You can only put off calling a professional for a long time. Sure, you can try to find every hole, then plug them up and catch the remaining mice, but the real question is: Is it worth risking your energy, sanity, and most importantly, your health in doing so?

This was my parents’ mistake. They spent a lot of energy, unnecessary back pain and money on various DIY methods and expensive mouse repellents that just don’t work. At the same time, the cost of rodent control specialist services ranges from $ 100 to $ 900. This obviously depends on the company, the size of your home, the nature of the service, and the severity of the rodent invasion. I went shopping and several exterminators came out to assess the situation; I asked questions such as how they are going to deal with the mice and if there is a guarantee that the mice will be killed, or at least the possibility of follow-up visits if needed.

Before calling a professional, make sure they specialize in rodents and ask how successful they are. Most professionals should carefully examine the exterior of your home to see where the mice might get caught. This article provides some helpful tips for finding and talking to a professional.

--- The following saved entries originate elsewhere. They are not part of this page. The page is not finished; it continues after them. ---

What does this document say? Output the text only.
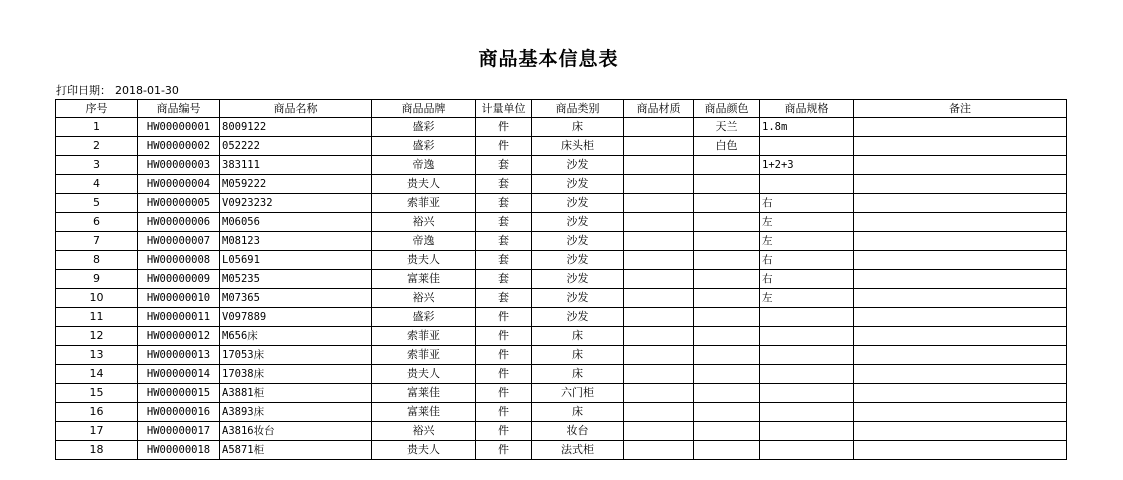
商品基本信息表
打印日期： 2018-01-30
序号	商品编号	商品名称	商品品牌	计量单位	商品类别	商品材质	商品颜色	商品规格	备注
1	HW00000001	8009122	盛彩	件	床		天兰	1.8m	
2	HW00000002	052222	盛彩	件	床头柜		白色		
3	HW00000003	383111	帝逸	套	沙发			1+2+3	
4	HW00000004	M059222	贵夫人	套	沙发				
5	HW00000005	V0923232	索菲亚	套	沙发			右	
6	HW00000006	M06056	裕兴	套	沙发			左	
7	HW00000007	M08123	帝逸	套	沙发			左	
8	HW00000008	L05691	贵夫人	套	沙发			右	
9	HW00000009	M05235	富莱佳	套	沙发			右	
10	HW00000010	M07365	裕兴	套	沙发			左	
11	HW00000011	V097889	盛彩	件	沙发				
12	HW00000012	M656床	索菲亚	件	床				
13	HW00000013	17053床	索菲亚	件	床				
14	HW00000014	17038床	贵夫人	件	床				
15	HW00000015	A3881柜	富莱佳	件	六门柜				
16	HW00000016	A3893床	富莱佳	件	床				
17	HW00000017	A3816妆台	裕兴	件	妆台				
18	HW00000018	A5871柜	贵夫人	件	法式柜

Beware of companies that recommend poison from the start. This may be effective at first, but does not guarantee success. It can kill mice (and other things, unfortunately – if you choose to use poison, you have to be careful to protect your pets, and know that it can kill neighboring animals and other wild animals around your house), but it does mean You may encounter rotting mouse carcasses in your home, in the walls, under the floor, or in the attic.

No, the only proven way to banish these freeloaders is to keep them out of your home at all. A good company will keep coming back to see if the infection has been eliminated.

Even after visiting a professional, mice infestation is not a problem that goes away overnight. However, if you don’t find fresh litter after a week of browsing and waiting, that’s a good sign that your furry guests are leaving. To reduce the likelihood of returning them, always clean up, leave no trash, and store food in airtight containers.

This story was originally published in September 2016 and updated in August 2020. Updates included checking and updating links, adding a section on humane traps, and performing copy edits to bring content in line with the current Lifehacker style.